Junich Hirokami’s Gift to Columbus

Ken Matsuda (CSO viola) sent this notice from Japanese news about Junichi.

Junichi Hirokami will be conducting the Mito Chamber Orchestra in Japan this week, May 28, 29, and 30 as a last minute replacement for the ailing Seiji Ozawa. Ozawa (72) has been suffering from a herniated disk and has been told it will take a month to recover.

Hirokami (50) was personally asked by Seiji to replace him. Since Hirokami's success at the Saito Kinen Festival last year, Seiji Ozawa has complete trust in Junichi.

In all the hullabaloo over whether the Columbus Symphony will survive, we have all but forgotten the great spirit which unites us musically and in politic: Junichi Hirokami. I don't know if Columbus realizes (yet) what a gift we have. I hope it's not too late.

This very subject came up last night in a phone conversation with a close colleague, who mentioned Junichi's vital importance to us as an orchestra.

Orchestras do not become truly great until they have a unifying direction, either from a music director, or in some cases with older orchestras, a unifying tradition. Examples of the latter include Cleveland, whose tradition was formed by Szell, and Berlin, by Karajan.

The Columbus Symphony has been built over several generations by 4 music directors; Evan Whallon, Christian Badea, Alessandro Siciliani and now Junichi Hirokami.

Junichi is the perfect match for the abilities and experience of the Columbus Symphony. From past music directors we gained such skills as discipline and flexibility. Now we are poised for the next step, gelling into the cohesive power of one instrument.

Junichi's temperament is particularly suited in our case, since discipline and flexibility alone do not make a great orchestra. We need a musical "light" to direct all our various (and individually valid) intentions toward a common goal of one voice. His gentle and charismatic character coaxes us to higher planes of musical detail, with greater coordination and cooperation among our different personalities. This kind of unifying direction is not only Junichi's gift; it is also a result of our match with him.

As he has said more times than I can remember, he "chose" us because he saw what we could do, and knew he could do it for us. I am only just beginning to believe him. Musicians learn to expect less, being perfectionists disillusioned by an all too imperfect world. Our ideals are not snobbery, but reflect our desire to over-achieve and exceed expectations. We are our own worst enemies at times. But with the right spirit to guide us, we will gladly reach far beyond our normal capabilities. That's when a simple performance can become a revelation for all present.

Are you curious as to how we might sound after a few more years with Junichi? After all, many of you heard us with Maestro Hirokami in the past few months, and I believe most of you heard a difference.
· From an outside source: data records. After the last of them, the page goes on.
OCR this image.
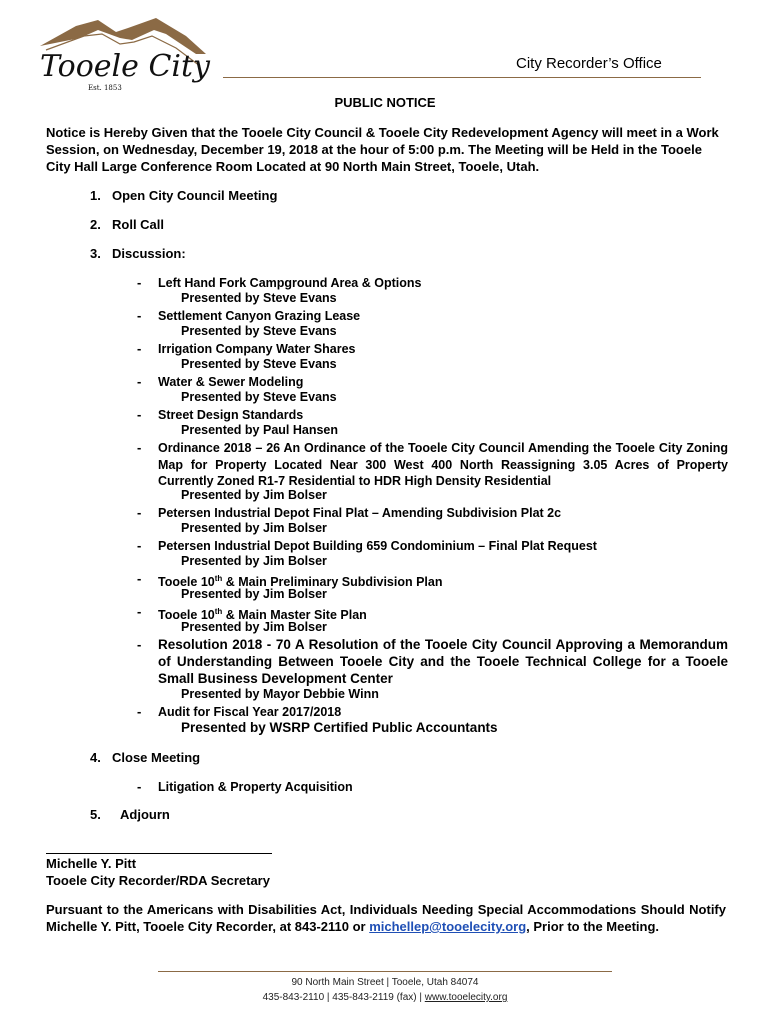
Tooele City
Est. 1853
City Recorder’s Office
PUBLIC NOTICE
Notice is Hereby Given that the Tooele City Council & Tooele City Redevelopment Agency will meet in a Work Session, on Wednesday, December 19, 2018 at the hour of 5:00 p.m. The Meeting will be Held in the Tooele City Hall Large Conference Room Located at 90 North Main Street, Tooele, Utah.
1. Open City Council Meeting
2. Roll Call
3. Discussion:
- Left Hand Fork Campground Area & Options
Presented by Steve Evans
- Settlement Canyon Grazing Lease
Presented by Steve Evans
- Irrigation Company Water Shares
Presented by Steve Evans
- Water & Sewer Modeling
Presented by Steve Evans
- Street Design Standards
Presented by Paul Hansen
- Ordinance 2018 – 26 An Ordinance of the Tooele City Council Amending the Tooele City Zoning Map for Property Located Near 300 West 400 North Reassigning 3.05 Acres of Property Currently Zoned R1-7 Residential to HDR High Density Residential
Presented by Jim Bolser
- Petersen Industrial Depot Final Plat – Amending Subdivision Plat 2c
Presented by Jim Bolser
- Petersen Industrial Depot Building 659 Condominium – Final Plat Request
Presented by Jim Bolser
- Tooele 10th & Main Preliminary Subdivision Plan
Presented by Jim Bolser
- Tooele 10th & Main Master Site Plan
Presented by Jim Bolser
- Resolution 2018 - 70 A Resolution of the Tooele City Council Approving a Memorandum of Understanding Between Tooele City and the Tooele Technical College for a Tooele Small Business Development Center
Presented by Mayor Debbie Winn
- Audit for Fiscal Year 2017/2018
Presented by WSRP Certified Public Accountants
4. Close Meeting
- Litigation & Property Acquisition
5. Adjourn
Michelle Y. Pitt
Tooele City Recorder/RDA Secretary
Pursuant to the Americans with Disabilities Act, Individuals Needing Special Accommodations Should Notify Michelle Y. Pitt, Tooele City Recorder, at 843-2110 or michellep@tooelecity.org, Prior to the Meeting.
90 North Main Street | Tooele, Utah 84074
435-843-2110 | 435-843-2119 (fax) | www.tooelecity.org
Already, in two years, we have grown immeasurably as an orchestra.

I am eternally optimistic that the "body politic" will hold sway when the intentions of all individuals are focused on the same goal. This not only applies to orchestras, but to cities as well.

Don't settle for less. Demand what is rightly yours: an orchestra led to greatness by a perfect match with the gifted and beloved Junichi Hirokami.